Yeah. Thanks, Al or Stu. Maybe you're coming after me, Stu. Yeah. I mean, obviously, we've got a pretty clear dividend policy at the moment. I think it works well, as Stu said. Cash earnings per basic shares, really nice growth, right? So we want to return that money. You're right. I mean, the buyback we initiated, there was a couple of reasons around it. Obviously, we look at our own value internally and we say, "Well, we can get a good return on that money to where we see the market being." So there's one element. The other element is, you're right, we didn't have franking credits. So again, it's a helpful way to give returns back to shareholders. So they're all in the mix. I guess what I'd say is we've got a pretty clear dividend policy. I can't see that changing in the near term.
Surplus cash, we either need to find a really good place to put it to get a return, or we should look at the best ways to give it back. So yeah, I think the share buybacks worked well. I think we've been asked about it for a long time. We've been a little bit stop-start. That's been opportunistically. I think we've done well. I think we're averaging in just over AUD 10 a share. So it's worked well. And I can see us in the future where we've got excess money, that being in the mix of the discussion of the board to potentially increase or add a further one. But we've got to be making the returns in our own business to do that. We see them in the future. I don't know, Stu, if you want to add. I mean, on the franking, we will return.
As mentioned, we will return or we will start paying tax, which means we'll get franking credits.
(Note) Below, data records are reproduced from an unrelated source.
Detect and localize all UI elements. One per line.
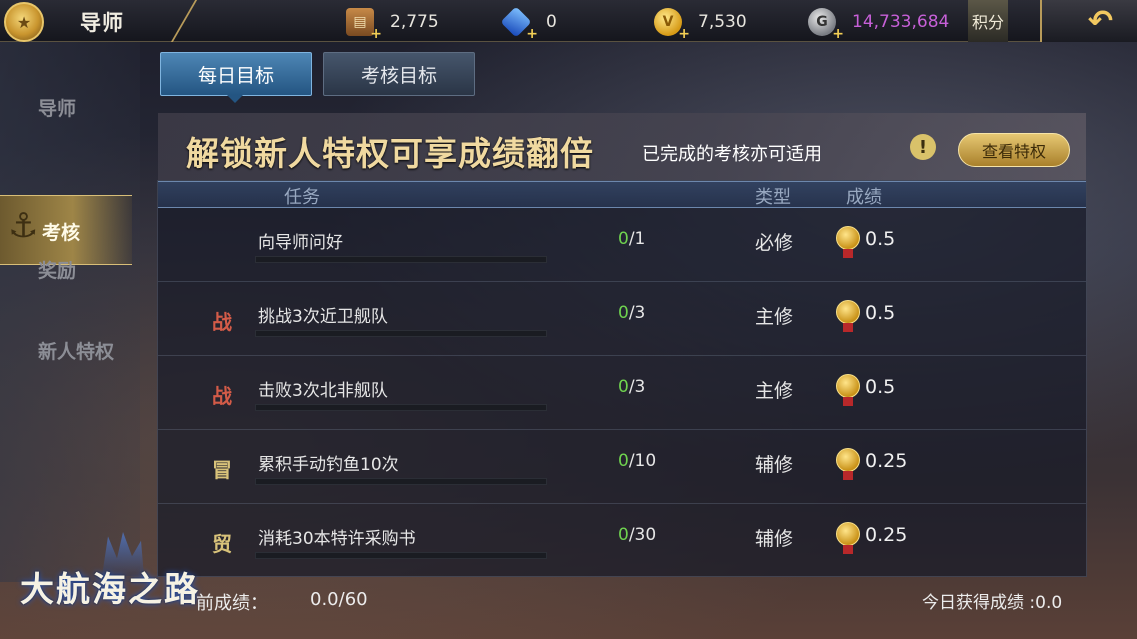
sidebar-item-rewards[interactable]: 奖励: [38, 256, 76, 283]
medal-emblem-icon: ★: [4, 2, 44, 42]
resource-chest[interactable]: ▤ + 2,775: [346, 8, 439, 42]
progress-bar: [255, 552, 547, 559]
back-button[interactable]: ↶: [1040, 0, 1137, 42]
sidebar-item-assessment[interactable]: ⚓ 考核: [0, 195, 132, 265]
table-header: 任务 类型 成绩: [158, 181, 1086, 208]
category-tag: 冒: [212, 458, 232, 482]
table-row[interactable]: 贸 消耗30本特许采购书 0/30 辅修 0.25: [158, 504, 1086, 578]
view-privilege-button[interactable]: 查看特权: [958, 133, 1070, 167]
task-score: 0.25: [865, 450, 908, 472]
resource-value: 7,530: [698, 12, 747, 32]
task-type: 必修: [755, 232, 794, 254]
page-title: 导师: [80, 11, 124, 35]
tab-daily-goals[interactable]: 每日目标: [160, 52, 312, 103]
banner-subtitle: 已完成的考核亦可适用: [642, 144, 822, 165]
table-row[interactable]: 向导师问好 0/1 必修 0.5: [158, 208, 1086, 282]
progress-bar: [255, 404, 547, 411]
resource-value: 14,733,684: [852, 12, 950, 32]
medal-icon: [836, 448, 860, 480]
header-task: 任务: [284, 187, 320, 208]
table-row[interactable]: 冒 累积手动钓鱼10次 0/10 辅修 0.25: [158, 430, 1086, 504]
task-score: 0.5: [865, 302, 896, 324]
task-progress: 0/3: [618, 303, 646, 323]
sidebar-item-mentor[interactable]: 导师: [38, 94, 76, 121]
task-type: 主修: [755, 380, 794, 402]
blue-gem-icon: +: [500, 6, 538, 42]
tab-assessment-goals[interactable]: 考核目标: [323, 52, 475, 96]
header-type: 类型: [755, 187, 791, 208]
sidebar: 导师 ⚓ 考核 奖励 新人特权: [0, 42, 140, 582]
sidebar-item-label: 考核: [42, 222, 81, 244]
privilege-banner: 解锁新人特权可享成绩翻倍 已完成的考核亦可适用 ! 查看特权: [158, 113, 1086, 180]
resource-gem[interactable]: + 0: [500, 6, 557, 42]
category-tag: 贸: [212, 532, 232, 556]
table-row[interactable]: 战 击败3次北非舰队 0/3 主修 0.5: [158, 356, 1086, 430]
medal-icon: [836, 226, 860, 258]
score-button[interactable]: 积分: [968, 0, 1008, 42]
task-type: 主修: [755, 306, 794, 328]
medal-icon: [836, 300, 860, 332]
game-logo: 大航海之路: [20, 570, 200, 610]
task-score: 0.5: [865, 376, 896, 398]
task-score: 0.25: [865, 524, 908, 546]
task-type: 辅修: [755, 454, 794, 476]
task-progress: 0/1: [618, 229, 646, 249]
progress-bar: [255, 478, 547, 485]
anchor-icon: ⚓: [8, 206, 39, 246]
task-table: 任务 类型 成绩 向导师问好 0/1 必修 0.5 战 挑战3次近卫舰队 0/3…: [157, 180, 1087, 577]
table-row[interactable]: 战 挑战3次近卫舰队 0/3 主修 0.5: [158, 282, 1086, 356]
category-tag: 战: [212, 384, 232, 408]
task-name: 挑战3次近卫舰队: [258, 307, 388, 327]
resource-silver[interactable]: G + 14,733,684: [808, 8, 950, 42]
total-score-value: 0.0/60: [310, 589, 368, 610]
task-name: 消耗30本特许采购书: [258, 529, 416, 549]
medal-icon: [836, 522, 860, 554]
chest-icon: ▤ +: [346, 8, 382, 42]
banner-title: 解锁新人特权可享成绩翻倍: [186, 134, 594, 173]
task-progress: 0/3: [618, 377, 646, 397]
today-score: 今日获得成绩 :0.0: [922, 593, 1063, 613]
task-progress: 0/10: [618, 451, 657, 471]
medal-icon: [836, 374, 860, 406]
progress-bar: [255, 330, 547, 337]
header-score: 成绩: [846, 187, 882, 208]
sidebar-item-newbie-privilege[interactable]: 新人特权: [38, 337, 114, 364]
task-score: 0.5: [865, 228, 896, 250]
resource-value: 2,775: [390, 12, 439, 32]
resource-gold[interactable]: V + 7,530: [654, 8, 747, 42]
back-arrow-icon: ↶: [1087, 3, 1114, 39]
task-name: 累积手动钓鱼10次: [258, 455, 399, 475]
task-name: 向导师问好: [258, 233, 343, 253]
task-type: 辅修: [755, 528, 794, 550]
task-progress: 0/30: [618, 525, 657, 545]
task-name: 击败3次北非舰队: [258, 381, 388, 401]
resource-value: 0: [546, 12, 557, 32]
alert-icon[interactable]: !: [910, 134, 936, 160]
progress-bar: [255, 256, 547, 263]
gold-coin-icon: V +: [654, 8, 690, 42]
total-score-label: 前成绩：: [196, 593, 268, 614]
silver-coin-icon: G +: [808, 8, 844, 42]
category-tag: 战: [212, 310, 232, 334]
top-bar: ★ 导师 ▤ + 2,775 + 0 V + 7,530 G + 14,733,684…: [0, 0, 1137, 42]
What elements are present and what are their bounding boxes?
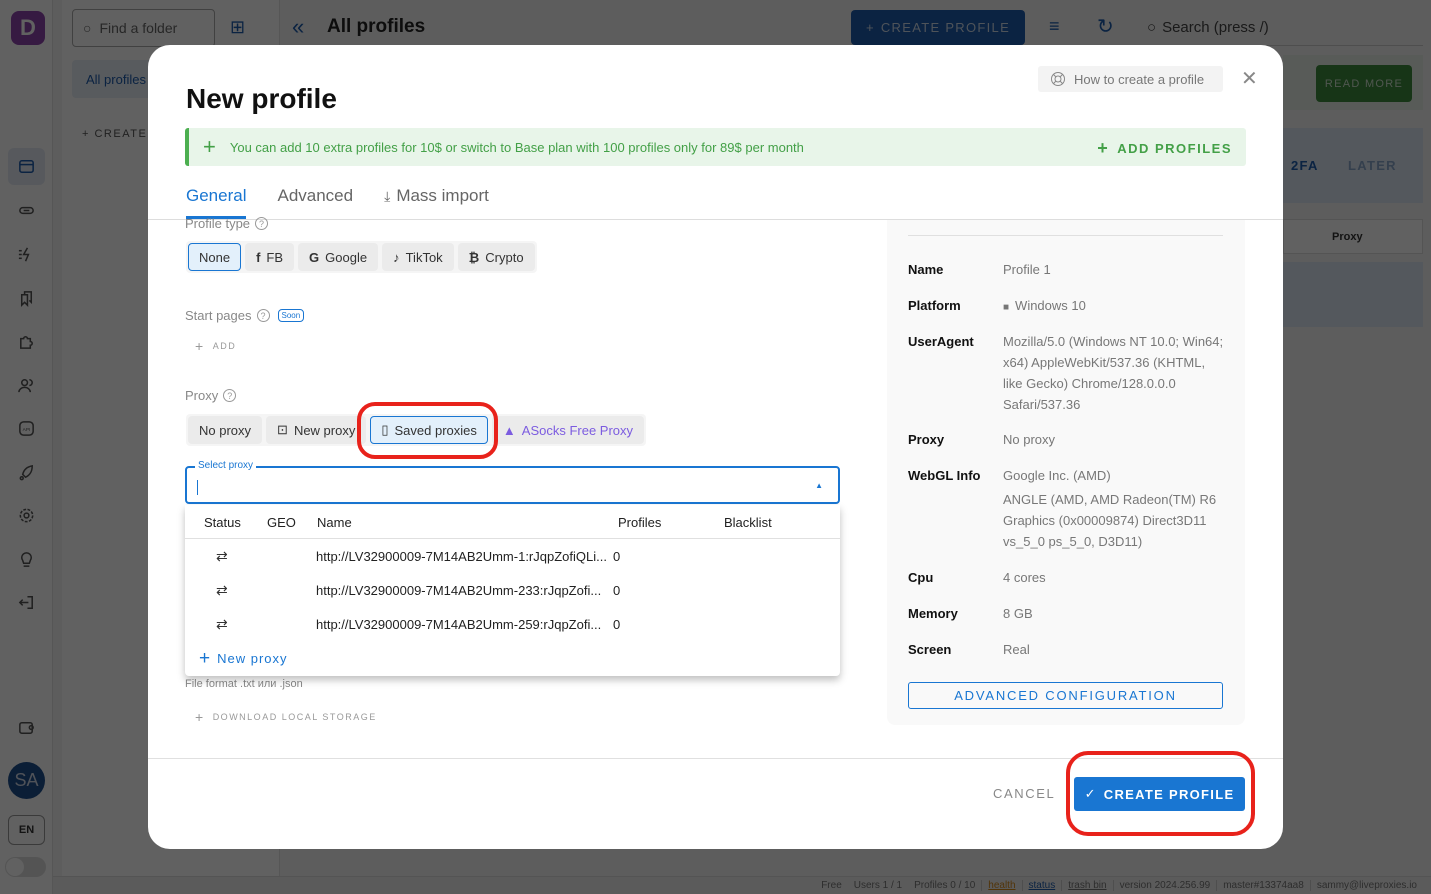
- profile-summary: Name Profile 1 Platform ■ Windows 10 UserAg…: [887, 220, 1245, 725]
- how-to-button[interactable]: How to create a profile: [1038, 66, 1223, 92]
- profile-type-crypto[interactable]: ₿ Crypto: [457, 243, 535, 271]
- plus-icon: +: [203, 134, 216, 159]
- tiktok-icon: ♪: [393, 249, 400, 265]
- proxy-option-none[interactable]: No proxy: [188, 416, 263, 444]
- tab-general[interactable]: General: [186, 183, 247, 219]
- add-start-page-button[interactable]: + ADD: [195, 338, 236, 354]
- new-proxy-button[interactable]: + New proxy: [199, 649, 288, 668]
- proxy-label: Proxy?: [185, 388, 237, 403]
- profile-type-tiktok[interactable]: ♪ TikTok: [382, 243, 454, 271]
- dialog-title: New profile: [186, 83, 337, 114]
- cancel-button[interactable]: CANCEL: [993, 786, 1055, 801]
- asocks-icon: ▲: [502, 422, 516, 438]
- promo-banner: + You can add 10 extra profiles for 10$ …: [185, 128, 1246, 166]
- select-proxy-input[interactable]: Select proxy ▲: [185, 460, 840, 504]
- tab-mass-import[interactable]: ⤓ Mass import: [384, 183, 489, 219]
- swap-icon: ⇄: [216, 548, 228, 564]
- proxy-table-header: Status GEO Name Profiles Blacklist: [185, 505, 840, 539]
- plus-icon: +: [199, 648, 212, 669]
- promo-text: You can add 10 extra profiles for 10$ or…: [229, 139, 804, 155]
- swap-icon: ⇄: [216, 582, 228, 598]
- file-format-hint: File format .txt или .json: [185, 678, 303, 690]
- bitcoin-icon: ₿: [468, 249, 480, 265]
- plus-icon: +: [195, 338, 205, 354]
- tab-advanced[interactable]: Advanced: [277, 183, 353, 219]
- download-local-storage-button[interactable]: + DOWNLOAD LOCAL STORAGE: [195, 709, 377, 725]
- add-profiles-button[interactable]: + ADD PROFILES: [1097, 138, 1232, 159]
- help-icon[interactable]: ?: [255, 217, 269, 230]
- proxy-row[interactable]: ⇄ http://LV32900009-7M14AB2Umm-259:rJqpZ…: [185, 607, 840, 641]
- profile-type-selector: None f FB G Google ♪ TikTok ₿ Crypto: [186, 241, 537, 273]
- start-pages-label: Start pages? Soon: [185, 308, 305, 323]
- help-icon[interactable]: ?: [256, 309, 270, 322]
- lifebuoy-icon: [1051, 72, 1065, 86]
- soon-badge: Soon: [277, 309, 305, 322]
- highlight-ring: [1066, 751, 1255, 836]
- profile-type-label: Profile type?: [185, 216, 269, 231]
- plus-icon: +: [195, 709, 205, 725]
- facebook-icon: f: [256, 249, 261, 265]
- highlight-ring: [357, 402, 498, 459]
- proxy-row[interactable]: ⇄ http://LV32900009-7M14AB2Umm-1:rJqpZof…: [185, 539, 840, 573]
- swap-icon: ⇄: [216, 616, 228, 632]
- profile-type-none[interactable]: None: [188, 243, 242, 271]
- caret-up-icon[interactable]: ▲: [815, 481, 823, 490]
- advanced-configuration-button[interactable]: ADVANCED CONFIGURATION: [908, 682, 1223, 709]
- dialog-tabs: General Advanced ⤓ Mass import: [186, 183, 489, 219]
- download-icon: ⤓: [384, 188, 391, 204]
- proxy-option-asocks[interactable]: ▲ ASocks Free Proxy: [491, 416, 645, 444]
- close-icon[interactable]: ✕: [1241, 69, 1258, 89]
- windows-icon: ■: [1003, 302, 1010, 313]
- add-box-icon: ⊡: [277, 422, 288, 437]
- plus-icon: +: [1097, 138, 1110, 158]
- proxy-row[interactable]: ⇄ http://LV32900009-7M14AB2Umm-233:rJqpZ…: [185, 573, 840, 607]
- profile-type-fb[interactable]: f FB: [245, 243, 295, 271]
- text-caret: [197, 480, 198, 495]
- proxy-option-new[interactable]: ⊡ New proxy: [266, 416, 367, 444]
- new-profile-dialog: New profile How to create a profile ✕ + …: [148, 45, 1283, 849]
- help-icon[interactable]: ?: [223, 389, 237, 402]
- google-icon: G: [309, 249, 320, 265]
- divider: [908, 235, 1223, 236]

It's unlikely that this interim dividend is going to be franked. But the full year, that's when we start to generate them. So they'll come back into play, but I don't think we'll think differently about a buyback just because we've now got franking credits. I don't know, Stu, do you want to add any of that? Anything there?
It's the only two elements include depreciation effectively can generate another tax shield, so it has the continuing franking kind of shield, and therefore buyback was a bit more effective, and then I think one of the original questions around the bond, given we're trading pretty strongly on a healthy balance sheet with those bonds, they're not at a discount or illiquid, and it's good cost money, so it's unlikely bond repayment as well with exchange rates where it is, so capital returns through divestment or through a capital return is probably the only other avenue we haven't done before, but that typically has to be triggered by an asset sale and get tax approvals and those things on it.
So we just think between current dividend, special dividend, and buyback, as well as all the other organic investments, there's not many other options left that we're showing we were able to do all of them.
Yep. Understood. Thanks, James.
There are no further questions at this time. I'll now hand back to Mr. Tonkin for closing remarks.
Thank you, and a happy new year to everybody. 2025 is going to be a fantastic year. Our second half is going to be much stronger, giving us a great springboard into 2026. Look forward to updating you as we continue to advance our profitable growth strategy, and thank you very much and have a good day.
That does conclude our conference for today. Thank you for participating. You may now disconnect.